Ces récentes évolutions posent la question d’un rééquilibrage territorial entre les villes moyennes et les grandes métropoles plutôt que celle d’une opposition entre les territoires. Les métropoles doivent continuer de porter une dynamique économique, universitaire ou culturelle dont le bénéfice s’étend à l’ensemble d’un bassin socio-économique. Et les villes voisines ont quant à elles une carte à jouer dans de nombreux domaines : campus connectés, tourisme, productions alimentaires mais aussi logement et économie si l’on songe à la rareté du foncier dans les grands ensembles urbains (cf Session 1 Rencontres de villes moyennes à Cahors).
Les acteurs locaux y sont prêts. Ils rappellent bien sûr la nécessité d’avoir une organisation des mobilités performante, un équipement numérique territorial efficace et des outils contractuels adaptés. On ne peut que constater que ces villes à taille humaine donnent une image optimiste et positive de notre France contemporaine et c’est très important.
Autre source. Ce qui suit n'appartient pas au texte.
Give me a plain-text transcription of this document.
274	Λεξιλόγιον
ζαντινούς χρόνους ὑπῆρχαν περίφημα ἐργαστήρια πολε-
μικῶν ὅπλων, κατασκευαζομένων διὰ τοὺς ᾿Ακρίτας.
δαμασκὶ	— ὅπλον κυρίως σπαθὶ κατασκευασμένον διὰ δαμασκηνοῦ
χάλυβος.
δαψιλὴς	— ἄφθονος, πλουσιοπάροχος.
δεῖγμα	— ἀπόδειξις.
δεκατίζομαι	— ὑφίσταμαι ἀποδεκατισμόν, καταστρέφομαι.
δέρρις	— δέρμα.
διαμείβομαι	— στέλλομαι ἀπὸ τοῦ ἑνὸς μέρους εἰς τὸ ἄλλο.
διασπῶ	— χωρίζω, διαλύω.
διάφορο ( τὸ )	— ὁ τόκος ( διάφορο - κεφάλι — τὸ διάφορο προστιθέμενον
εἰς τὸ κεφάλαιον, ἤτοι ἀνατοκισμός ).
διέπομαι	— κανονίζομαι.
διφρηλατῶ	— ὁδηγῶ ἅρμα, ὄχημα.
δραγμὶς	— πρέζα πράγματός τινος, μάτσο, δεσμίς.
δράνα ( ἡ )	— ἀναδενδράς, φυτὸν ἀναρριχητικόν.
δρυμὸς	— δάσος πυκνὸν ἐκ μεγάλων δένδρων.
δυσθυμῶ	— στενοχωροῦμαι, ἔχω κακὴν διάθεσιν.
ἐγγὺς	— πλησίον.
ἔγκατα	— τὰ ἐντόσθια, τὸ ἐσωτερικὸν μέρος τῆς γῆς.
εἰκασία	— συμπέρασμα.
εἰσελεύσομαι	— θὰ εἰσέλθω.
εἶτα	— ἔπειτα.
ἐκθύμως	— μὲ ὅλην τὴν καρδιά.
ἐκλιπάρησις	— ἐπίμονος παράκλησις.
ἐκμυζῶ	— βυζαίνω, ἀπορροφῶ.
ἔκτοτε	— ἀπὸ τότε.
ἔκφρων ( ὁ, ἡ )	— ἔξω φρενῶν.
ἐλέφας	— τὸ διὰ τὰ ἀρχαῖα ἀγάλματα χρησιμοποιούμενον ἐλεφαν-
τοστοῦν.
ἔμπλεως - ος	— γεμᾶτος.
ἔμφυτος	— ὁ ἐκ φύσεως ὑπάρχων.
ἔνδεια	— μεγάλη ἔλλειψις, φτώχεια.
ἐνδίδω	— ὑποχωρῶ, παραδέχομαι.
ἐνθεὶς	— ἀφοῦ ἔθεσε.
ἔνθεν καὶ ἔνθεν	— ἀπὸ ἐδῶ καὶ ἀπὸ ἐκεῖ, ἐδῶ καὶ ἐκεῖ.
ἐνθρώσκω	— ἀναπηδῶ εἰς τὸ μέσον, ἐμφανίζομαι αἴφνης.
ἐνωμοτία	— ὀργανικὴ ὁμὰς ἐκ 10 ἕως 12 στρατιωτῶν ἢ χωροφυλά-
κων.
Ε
Selon vous, quels sont les enseignements de la crise sanitaire pour ces villes de taille moyenne ?
La crise du Covid-19, d’une intensité inédite, a révélé les limites des modes de vie dans les très grandes villes denses. La réalité des villes moyennes, territoires où il fait bon vivre, apparaît comme un format de plus en plus attirant pour les populations mobiles. Elles offrent un compromis réaliste avec des services de proximité moins nombreux mais dont la qualité est équivalente à ceux des métropoles, elles bénéficient le plus souvent de bonnes dessertes routière et autoroutière qui les connectent aux capitales économiques ou administratives, elles proposent des logements plus grands à moindre coût et des espaces naturels plus facilement accessibles.
Mais il ne faut pas perdre de vue la question de l’emploi qui reste le premier critère discriminant pour déménager. On peut donc s’interroger sur le passage à l’acte des habitants dès lors que la crise aura reflué.
Plus largement, nous sommes dans une période de forte transition : la transformation numérique, la sobriété énergétique peuvent aussi avoir un impact sur les choix de vie. Et n’ignorons pas la recherche d’une plus grande proximité sociale de la part des habitants qui considèrent que les villes moyennes sont plus apaisées, plus fluides, plus faciles à vivre en somme.

Comment renforcer la collaboration entre Villes de France et la Fabrique de la cité au service des villes moyennes ?
La Fabrique de la Cité est un think tank dédié à la prospective et aux innovations urbaines.
Elle produit dans ce cadre des publications documentées sur des thématiques liées à la transformation des villes : mobilité, aménagement urbain, énergie, révolution numérique, nouveaux usages etc. Je vous invite à cet égard, à consulter notre site et notamment notre dernière publication : Mobilités bas-carbone et inégalités : L’Etat catalyseur de transition.

 


La Fabrique organise également des rencontres pluridisciplinaires pour réfléchir aux bonnes pratiques du développement urbain et pour proposer des nouvelles manières de reconstruire les villes : ce sera à nouveau le cas cette année avec la 3eme édition des Rencontres des villes moyennes et une expédition urbaine internationale.
A l’un ou l’autre de ces titres, la Fabrique de la Cité peut bien évidemment apporter une contribution aux débats que Villes de France promeut. Je ne doute pas que nos échanges seront utiles et fructueux.